Военком и Сергей Сергеевич договорились. Роме дали категорию «А» и направление в ВДВ России. Этот был один из самых счастливых дней в жизни Бабки.
На плечи призывника падал первый осенний снег, мама на вокзал не поехала, Бабка и не хотел, чтобы она его провожала, в прошлый раз она так же провожала брата, Саню. Он специально снял все постельное белье со своей кровати, чтобы не надо было ничего заправлять. Сам вернется и заправит.
ПООБЕЩАЛ ПИСАТЬ ЧАСТО И ПОПРОСИЛ НЕ БЕСПОКОИТЬСЯ. МАМА НИЧЕГО НЕ ОТВЕТИЛА.
Ночью перед отправкой он дважды просыпался и подходил к окну. Казалось, оставляет здесь что-то очень важное, как будто в это окно уже никто никогда не сможет взглянуть так, как смотрел Бабка. В комнате тикали часы, громче, чем днем, намного. На койку Саньки падал свет от уличного фонаря из окна. Все эти годы она как будто ждала момента, чтобы заговорить, и теперь в последнюю ночь молчала. Рома прошелся по комнате и сначала присел, а потом и прилег на койку Саньки.
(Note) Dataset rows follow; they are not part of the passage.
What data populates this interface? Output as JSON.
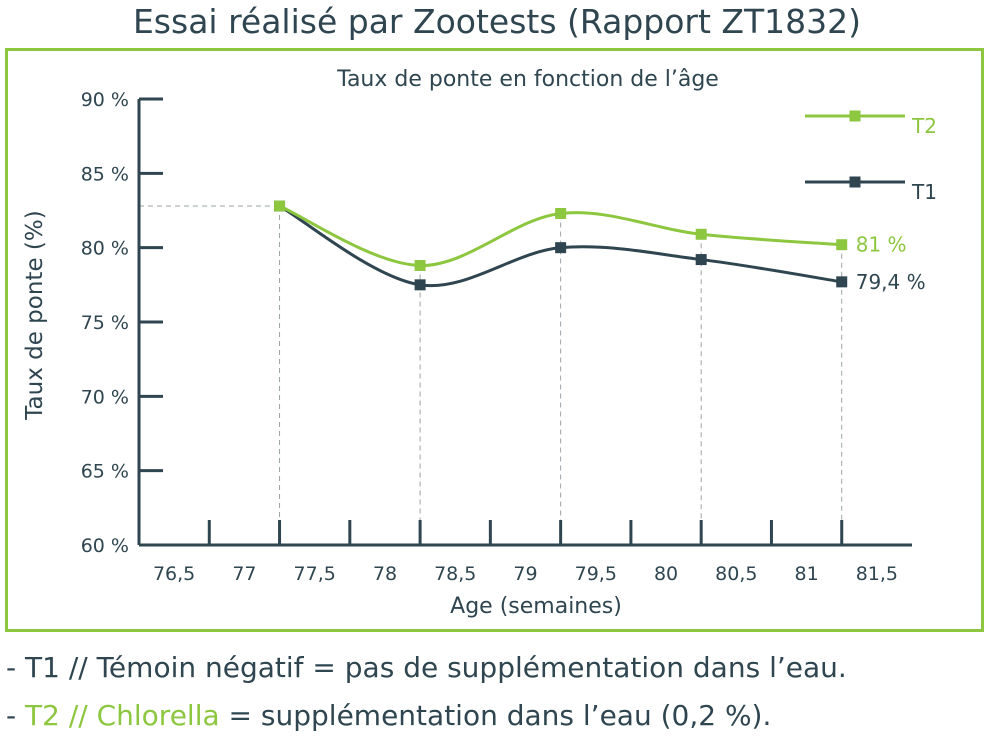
{
  "header": {
    "title": "Essai réalisé par Zootests (Rapport ZT1832)"
  },
  "chart_data": {
    "type": "line",
    "title": "Taux de ponte en fonction de l’âge",
    "xlabel": "Age (semaines)",
    "ylabel": "Taux de ponte (%)",
    "xlim": [
      76.25,
      81.75
    ],
    "ylim": [
      60,
      90
    ],
    "xticks": [
      76.5,
      77,
      77.5,
      78,
      78.5,
      79,
      79.5,
      80,
      80.5,
      81,
      81.5
    ],
    "xtick_labels": [
      "76,5",
      "77",
      "77,5",
      "78",
      "78,5",
      "79",
      "79,5",
      "80",
      "80,5",
      "81",
      "81,5"
    ],
    "yticks": [
      60,
      65,
      70,
      75,
      80,
      85,
      90
    ],
    "ytick_labels": [
      "60 %",
      "65 %",
      "70 %",
      "75 %",
      "80 %",
      "85 %",
      "90 %"
    ],
    "series": [
      {
        "name": "T2",
        "color": "#8dc63f",
        "x": [
          77.25,
          78.25,
          79.25,
          80.25,
          81.25
        ],
        "values": [
          82.8,
          78.8,
          82.3,
          80.9,
          80.2
        ],
        "end_label": "81 %"
      },
      {
        "name": "T1",
        "color": "#2f4550",
        "x": [
          77.25,
          78.25,
          79.25,
          80.25,
          81.25
        ],
        "values": [
          82.8,
          77.5,
          80.0,
          79.2,
          77.7
        ],
        "end_label": "79,4 %"
      }
    ],
    "legend_position": "top-right",
    "grid": false
  },
  "notes": {
    "line1": "- T1 // Témoin négatif = pas de supplémentation dans l’eau.",
    "line2_prefix": " - ",
    "line2_highlight": "T2 // Chlorella",
    "line2_rest": " = supplémentation dans l’eau (0,2 %)."
  }
}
Катя провожать не придет, отец не пустит, да и сказали они уже все друг другу. Обещала ждать, учиться пока начнет, туда-сюда. А там, может, и Захаров остынет. Вряд ли, конечно, но вдруг. В форме с ним общаться, по крайней мере, можно будет на одном языке. Но, конечно, майор с нетерпением ждал дня, когда назойливый ухажер дочери наконец отвалит в свою армию на два года.
Фонарь светил прямо в лицо. Рома закрыл глаза и заснул.
Катя прибежала перед самым отходом состава. Она улыбалась. Поцеловала.